Whatever the reasons for the low rate of registration at first, things picked up after a shaky start in the first two quarters, as this table from the First Annual Report of the Registrar-General shows:


The 'difficult' parishes were spread around the county, although Yorkshire had its fair share, but there was another problem that was particularly relevant to Yorkshire; registration districts were based on the Poor Law Unions that had been established in 1834, but in some areas the unions had still not been formed by 1837, many of them in Yorkshire. Home Office correspondence also includes the following:
'Draft of proposed letter from S M Phillipps, Home Office, to each of the magistrates of the Huddersfield Division about the non-implementation of the legislation for the registration of births, marriages and deaths, resulting from the failure to elect a clerk to the guardians. The Registrar General will ask the Poor Law Commissioners to appoint registrars and assign registration districts and he will put the created districts under neighbouring superintendent registrars. The Home Secretary wishes the magistrates to act in their ex officio capacity as guardians and participate in the election of a clerk (Ref: HO 73/54 ff29-32)'
As it happens, Huddersfield was also one of places where the registrar, once appointed, had problems with a number of people refusing to register. In fairness to the clergy, he does not mention that the opposition had anything to do with the Church, but it certainly was organised, with a number of men defying the law, because '...and several others, now believe nothing can be done to compel them' . One of them, Charles Horsfall, even threatened him:
'Horsfall G-d d--med the Act and those who made it - d--med my soul to Hell, threatened to knock my d--m'd soul out of me, and to throw me neck and heels out of his Castle and held his fists in my face &c &c &c...I think he, of all the refusers, ought to be persecuted, for he is quite a great man among the disturbers of this neighbourhood' (Ref: HO 39/5)
Now that parish registers from the West Yorkshire Archives Service are online at Ancestry.co.uk I thought that it would be interesting to compare baptisms with entries in the GRO birth indexes to see who didn't register births, and to see if there was any pattern to it. Yes, this is the kind of thing I think is a fun pastime for a damp bank holiday weekend, sad but true. I had barely started on this when I discovered something rather surprising - there are some registration districts for which there are NO ENTRIES in the first one or two quarters of Civil Registration, and nearly half of them are in Yorkshire. This is probably due to the late formation of Unions, enforced by the Registrar General for registration purposes, but it will take quite a bit more research to find out for certain. I also noted a few districts where only a tiny number of events were registered.
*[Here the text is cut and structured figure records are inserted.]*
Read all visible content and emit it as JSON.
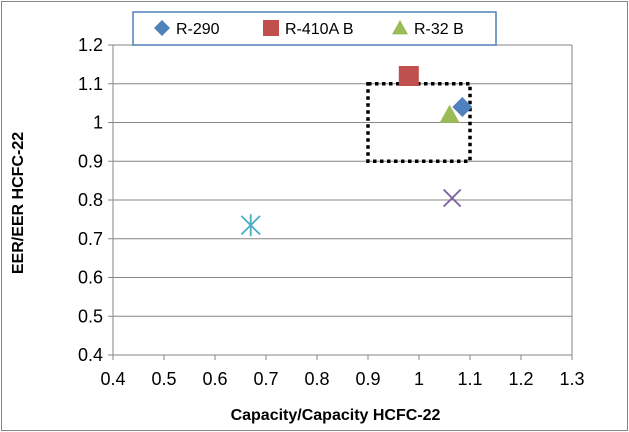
{
  "chart_data": {
    "type": "scatter",
    "xlabel": "Capacity/Capacity HCFC-22",
    "ylabel": "EER/EER HCFC-22",
    "xlim": [
      0.4,
      1.3
    ],
    "ylim": [
      0.4,
      1.2
    ],
    "x_ticks": [
      "0.4",
      "0.5",
      "0.6",
      "0.7",
      "0.8",
      "0.9",
      "1",
      "1.1",
      "1.2",
      "1.3"
    ],
    "y_ticks": [
      "0.4",
      "0.5",
      "0.6",
      "0.7",
      "0.8",
      "0.9",
      "1",
      "1.1",
      "1.2"
    ],
    "x_tick_values": [
      0.4,
      0.5,
      0.6,
      0.7,
      0.8,
      0.9,
      1.0,
      1.1,
      1.2,
      1.3
    ],
    "y_tick_values": [
      0.4,
      0.5,
      0.6,
      0.7,
      0.8,
      0.9,
      1.0,
      1.1,
      1.2
    ],
    "grid": "horizontal major",
    "legend_position": "top",
    "series": [
      {
        "name": "R-290",
        "marker": "diamond",
        "color": "#4F81BD",
        "points": [
          [
            1.085,
            1.04
          ]
        ]
      },
      {
        "name": "R-410A B",
        "marker": "square",
        "color": "#C0504D",
        "points": [
          [
            0.98,
            1.12
          ]
        ]
      },
      {
        "name": "R-32 B",
        "marker": "triangle",
        "color": "#9BBB59",
        "points": [
          [
            1.06,
            1.02
          ]
        ]
      },
      {
        "marker": "x",
        "color": "#8064A2",
        "points": [
          [
            1.065,
            0.805
          ]
        ]
      },
      {
        "marker": "asterisk",
        "color": "#4BACC6",
        "points": [
          [
            0.67,
            0.735
          ]
        ]
      }
    ],
    "annotation_box": {
      "x": [
        0.9,
        1.1
      ],
      "y": [
        0.9,
        1.1
      ],
      "style": "dotted"
    }
  }
}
Here are the details of what I found for Yorkshire registration districts:

Huddersfield - no births or deaths for Sep or Dec 1837
Rotherham - 1 birth and no deaths for Sep 1837
Sculcoates - no births or deaths for Sep or Dec 1837
Skirlaugh - 4 births and 8 deaths for Sep 1837
Thorne - 2 births and 10 deaths for Sep 1837
York - no births or deaths for Sep 1837

There were five districts in the rest of England:

Kensington - 1 birth for Sep 1837
Matlock  - no births or deaths for Sep or Dec 1837
Seisden - no births for Sep 1837
West Ward - 1 birth for Sep 1837
Wolstanton - no births and 1 death for Sep 1837, 1 birth and 3 deaths for Dec 1837

The remainder were in Wales:

Corwen - no births for Sep 1837
Knighton - 2 births and 3 deaths for Sep 1837
Longtown  - no births or deaths for Sep or Dec 1837, no deaths for Mar

There are  no problems with marriages - well, actually there are, but that's a different story altogether. But marriages were recorded from day one, and copies were collected by Superintendent Registrars to be sent on to the GRO. They did not involve the registrars of births and deaths,  the absence of whom seems to be at the root of the missing quarters detailed above.